In all, I am greatly looking forward to returning to Walters. The agenda is pretty fluid but then again, it always is. An OU Sooners football game is on the docket for Saturday. And church on Sunday will be with the family. Other than that, not much planned.
What always amazes me about these sorts of trips is that the experience of change conjures up so many thoughts. I find that when I go back, I have changed only slightly in my mind, yet I see so many new and unexpected changes occur among the people there. This is not to say that they will have changed their temperament or that the changes will be dramatic. But it is really just the little things which become so pronounced. More gray hairs for my mother. Maybe a half-inch taller for my sisters. A new plant in a different location. The best analogy is that it is like a time capsule into which you could place individuals and locations, only to open it up some eight months later and see what has happened. Most of the differences will be subtle, yet screaming of newness only to me.

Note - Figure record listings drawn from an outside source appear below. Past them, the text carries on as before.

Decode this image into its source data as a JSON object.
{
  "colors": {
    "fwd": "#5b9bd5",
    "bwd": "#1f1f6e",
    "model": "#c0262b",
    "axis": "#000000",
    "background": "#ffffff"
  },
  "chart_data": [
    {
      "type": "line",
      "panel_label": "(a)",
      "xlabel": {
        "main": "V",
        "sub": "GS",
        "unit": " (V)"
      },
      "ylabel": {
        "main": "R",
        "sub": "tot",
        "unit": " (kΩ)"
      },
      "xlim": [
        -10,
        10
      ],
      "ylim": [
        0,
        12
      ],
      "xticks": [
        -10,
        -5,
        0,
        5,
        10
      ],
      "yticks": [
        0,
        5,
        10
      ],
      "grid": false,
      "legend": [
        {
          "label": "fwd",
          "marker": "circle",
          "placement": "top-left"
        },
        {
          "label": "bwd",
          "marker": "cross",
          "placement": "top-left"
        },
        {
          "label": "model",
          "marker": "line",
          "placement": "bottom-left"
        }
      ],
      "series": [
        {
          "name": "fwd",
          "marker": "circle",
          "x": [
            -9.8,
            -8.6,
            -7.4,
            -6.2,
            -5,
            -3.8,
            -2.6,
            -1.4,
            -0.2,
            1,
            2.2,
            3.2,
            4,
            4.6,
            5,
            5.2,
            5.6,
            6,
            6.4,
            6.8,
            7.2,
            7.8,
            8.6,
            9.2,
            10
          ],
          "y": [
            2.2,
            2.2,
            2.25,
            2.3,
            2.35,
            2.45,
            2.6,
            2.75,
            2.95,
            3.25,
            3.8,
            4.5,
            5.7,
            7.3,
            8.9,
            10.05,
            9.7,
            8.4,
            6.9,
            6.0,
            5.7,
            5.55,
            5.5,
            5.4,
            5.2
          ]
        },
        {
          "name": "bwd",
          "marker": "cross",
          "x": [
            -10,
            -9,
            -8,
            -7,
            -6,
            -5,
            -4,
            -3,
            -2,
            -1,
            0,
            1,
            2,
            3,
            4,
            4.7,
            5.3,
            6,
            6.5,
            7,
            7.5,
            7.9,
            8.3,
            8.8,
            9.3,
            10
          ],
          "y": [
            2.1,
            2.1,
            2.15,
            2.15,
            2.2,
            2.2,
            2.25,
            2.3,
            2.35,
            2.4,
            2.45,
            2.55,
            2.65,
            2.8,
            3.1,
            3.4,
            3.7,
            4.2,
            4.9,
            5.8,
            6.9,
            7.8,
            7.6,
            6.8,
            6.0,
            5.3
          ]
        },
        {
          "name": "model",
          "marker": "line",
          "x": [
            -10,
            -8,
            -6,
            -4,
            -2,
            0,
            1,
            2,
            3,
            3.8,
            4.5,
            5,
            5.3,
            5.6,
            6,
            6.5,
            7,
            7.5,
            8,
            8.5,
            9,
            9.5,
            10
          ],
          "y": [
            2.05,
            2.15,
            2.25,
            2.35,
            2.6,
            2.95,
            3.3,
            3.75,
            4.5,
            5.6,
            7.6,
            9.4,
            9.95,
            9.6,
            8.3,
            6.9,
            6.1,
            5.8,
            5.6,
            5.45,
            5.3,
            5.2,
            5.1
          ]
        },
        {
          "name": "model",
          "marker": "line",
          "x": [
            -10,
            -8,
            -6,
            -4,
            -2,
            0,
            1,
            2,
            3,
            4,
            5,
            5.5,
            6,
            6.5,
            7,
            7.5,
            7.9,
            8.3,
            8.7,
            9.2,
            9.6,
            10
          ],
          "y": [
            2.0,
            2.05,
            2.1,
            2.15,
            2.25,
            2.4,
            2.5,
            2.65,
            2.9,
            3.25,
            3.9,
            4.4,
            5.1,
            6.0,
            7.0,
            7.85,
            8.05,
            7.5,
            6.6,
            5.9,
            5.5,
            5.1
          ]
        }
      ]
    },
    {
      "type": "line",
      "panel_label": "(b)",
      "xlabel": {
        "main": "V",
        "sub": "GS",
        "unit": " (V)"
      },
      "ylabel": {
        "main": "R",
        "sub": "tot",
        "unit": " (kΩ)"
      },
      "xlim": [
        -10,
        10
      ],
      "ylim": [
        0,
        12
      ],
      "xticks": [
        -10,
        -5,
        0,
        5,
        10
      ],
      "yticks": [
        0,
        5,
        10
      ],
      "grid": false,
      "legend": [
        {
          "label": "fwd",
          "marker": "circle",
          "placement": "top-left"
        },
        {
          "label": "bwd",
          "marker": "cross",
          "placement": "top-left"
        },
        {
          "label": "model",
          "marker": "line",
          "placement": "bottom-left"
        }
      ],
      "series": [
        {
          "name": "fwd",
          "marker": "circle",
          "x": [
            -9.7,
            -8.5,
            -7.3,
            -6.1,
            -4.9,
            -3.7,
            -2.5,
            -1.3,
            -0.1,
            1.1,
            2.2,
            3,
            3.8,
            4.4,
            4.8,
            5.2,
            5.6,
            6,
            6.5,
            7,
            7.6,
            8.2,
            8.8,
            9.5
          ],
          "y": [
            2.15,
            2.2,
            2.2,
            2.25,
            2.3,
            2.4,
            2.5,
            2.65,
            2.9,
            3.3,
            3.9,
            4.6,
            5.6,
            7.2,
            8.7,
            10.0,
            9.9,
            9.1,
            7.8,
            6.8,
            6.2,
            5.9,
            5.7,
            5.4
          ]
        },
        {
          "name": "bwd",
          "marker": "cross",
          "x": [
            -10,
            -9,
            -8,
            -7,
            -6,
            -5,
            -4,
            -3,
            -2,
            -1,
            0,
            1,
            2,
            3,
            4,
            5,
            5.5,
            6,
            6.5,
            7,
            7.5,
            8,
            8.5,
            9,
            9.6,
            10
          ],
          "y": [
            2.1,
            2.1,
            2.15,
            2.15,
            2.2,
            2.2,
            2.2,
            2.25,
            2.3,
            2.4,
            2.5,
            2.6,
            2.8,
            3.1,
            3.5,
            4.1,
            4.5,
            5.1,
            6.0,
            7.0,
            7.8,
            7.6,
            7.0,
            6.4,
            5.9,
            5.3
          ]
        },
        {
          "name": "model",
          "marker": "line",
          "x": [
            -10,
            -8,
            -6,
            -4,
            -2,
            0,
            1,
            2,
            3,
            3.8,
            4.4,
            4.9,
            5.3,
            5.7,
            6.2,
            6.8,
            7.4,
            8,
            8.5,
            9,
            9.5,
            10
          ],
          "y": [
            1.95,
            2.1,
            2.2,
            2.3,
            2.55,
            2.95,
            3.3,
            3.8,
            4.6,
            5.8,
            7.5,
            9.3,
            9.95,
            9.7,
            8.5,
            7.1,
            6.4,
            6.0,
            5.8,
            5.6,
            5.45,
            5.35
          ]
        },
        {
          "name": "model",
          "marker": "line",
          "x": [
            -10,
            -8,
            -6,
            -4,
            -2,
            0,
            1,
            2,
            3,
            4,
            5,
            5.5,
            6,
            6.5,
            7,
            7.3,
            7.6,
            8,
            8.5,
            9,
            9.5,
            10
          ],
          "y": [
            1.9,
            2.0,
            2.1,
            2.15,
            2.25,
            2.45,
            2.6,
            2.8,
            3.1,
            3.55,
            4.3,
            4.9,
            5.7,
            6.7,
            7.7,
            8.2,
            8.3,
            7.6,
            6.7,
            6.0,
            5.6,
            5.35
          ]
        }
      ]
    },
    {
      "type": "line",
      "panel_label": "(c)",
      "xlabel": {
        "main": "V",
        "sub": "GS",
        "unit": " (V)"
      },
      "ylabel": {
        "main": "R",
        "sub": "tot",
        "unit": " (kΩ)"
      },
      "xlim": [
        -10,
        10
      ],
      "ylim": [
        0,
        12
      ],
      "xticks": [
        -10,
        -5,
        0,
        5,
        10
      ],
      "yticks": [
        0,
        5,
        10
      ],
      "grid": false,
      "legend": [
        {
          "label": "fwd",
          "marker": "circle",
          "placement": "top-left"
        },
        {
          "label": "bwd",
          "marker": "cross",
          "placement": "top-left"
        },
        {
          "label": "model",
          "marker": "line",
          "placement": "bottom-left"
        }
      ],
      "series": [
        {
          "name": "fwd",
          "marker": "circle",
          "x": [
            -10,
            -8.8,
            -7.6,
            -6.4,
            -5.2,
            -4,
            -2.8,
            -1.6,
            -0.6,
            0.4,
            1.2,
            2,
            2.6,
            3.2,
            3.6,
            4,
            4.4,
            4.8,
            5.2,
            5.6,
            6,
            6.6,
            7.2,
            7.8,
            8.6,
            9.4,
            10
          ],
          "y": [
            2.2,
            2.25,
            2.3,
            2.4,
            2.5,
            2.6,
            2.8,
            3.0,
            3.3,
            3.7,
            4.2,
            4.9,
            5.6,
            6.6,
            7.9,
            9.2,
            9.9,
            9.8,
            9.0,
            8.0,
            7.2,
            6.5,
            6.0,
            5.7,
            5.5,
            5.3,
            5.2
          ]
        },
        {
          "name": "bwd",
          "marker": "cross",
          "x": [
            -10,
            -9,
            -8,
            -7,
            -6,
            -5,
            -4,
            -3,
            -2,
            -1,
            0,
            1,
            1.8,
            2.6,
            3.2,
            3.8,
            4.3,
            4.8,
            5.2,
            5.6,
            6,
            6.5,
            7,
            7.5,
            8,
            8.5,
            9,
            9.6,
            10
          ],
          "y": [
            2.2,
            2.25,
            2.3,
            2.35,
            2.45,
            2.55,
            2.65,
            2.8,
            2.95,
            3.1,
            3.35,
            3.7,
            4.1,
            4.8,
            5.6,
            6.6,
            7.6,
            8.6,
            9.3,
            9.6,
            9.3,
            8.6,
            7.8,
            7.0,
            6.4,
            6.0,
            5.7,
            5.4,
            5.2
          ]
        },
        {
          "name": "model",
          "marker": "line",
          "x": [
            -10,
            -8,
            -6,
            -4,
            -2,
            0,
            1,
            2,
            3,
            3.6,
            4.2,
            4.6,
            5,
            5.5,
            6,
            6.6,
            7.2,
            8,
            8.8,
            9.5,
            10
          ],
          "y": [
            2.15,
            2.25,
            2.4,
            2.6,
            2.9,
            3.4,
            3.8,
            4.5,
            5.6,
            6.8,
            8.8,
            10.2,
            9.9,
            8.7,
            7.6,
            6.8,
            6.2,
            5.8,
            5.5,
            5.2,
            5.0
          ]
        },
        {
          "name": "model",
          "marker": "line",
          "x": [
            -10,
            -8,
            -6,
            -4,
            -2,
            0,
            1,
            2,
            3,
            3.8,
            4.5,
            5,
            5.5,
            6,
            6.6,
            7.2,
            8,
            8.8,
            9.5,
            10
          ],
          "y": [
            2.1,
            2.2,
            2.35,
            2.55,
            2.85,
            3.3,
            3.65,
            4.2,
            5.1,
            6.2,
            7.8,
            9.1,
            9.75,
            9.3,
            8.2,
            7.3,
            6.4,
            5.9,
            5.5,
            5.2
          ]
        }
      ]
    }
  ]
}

From an emotional perspective, a part of me misses home greatly for its bedrock nature. Life since graduation has been in a near constant state of flux. People have routinely come and gone from my life to the point that understanding such rapid change is an almost foolhardy prospect. My approach has been to shelve these thoughts for want of routine. Repeated action has a way of dulling anything irksome or painful with the smooth opiate of monotony. But for me, home and family are the real solution to the quandary. They have staying power. When the sod cliffs of fleeting interactions fall away, my family is the bedrock which stands undiminished. For better or worse, they are always there. Mostly for better.
If I had to summarize, I think what I am beginning to realize is that until I find my “the one” and begin my own family, Walters, OK and all of the people who are associated with it are my only constants. Transient are the people of my age group, and loathe are they to place any permanent attachment on anything- be it jobs, locations or people. Sometimes I forget this living in Boston among so many similar individuals. But the reality is that not everyone my age is like this. As a person who values constancy and a fixed course, this provides a great deal of comfort and Walters underscores the point all the more.
Of course, absent in this entire discussion is the role of the Lord and seeking His will. Ironically, it is for this reason that I left Walters in the first place. I have no doubt that it was the proper course back in the fall of 2001. I also have no doubt that I will return to Oklahoma to continue my pursuit of His call for my life. In the end, however, I find only His Faithfulness sustains. People will always disappoint. Even family will falter from time to time.
Yet the Lord alone remains. I can always return home with Him.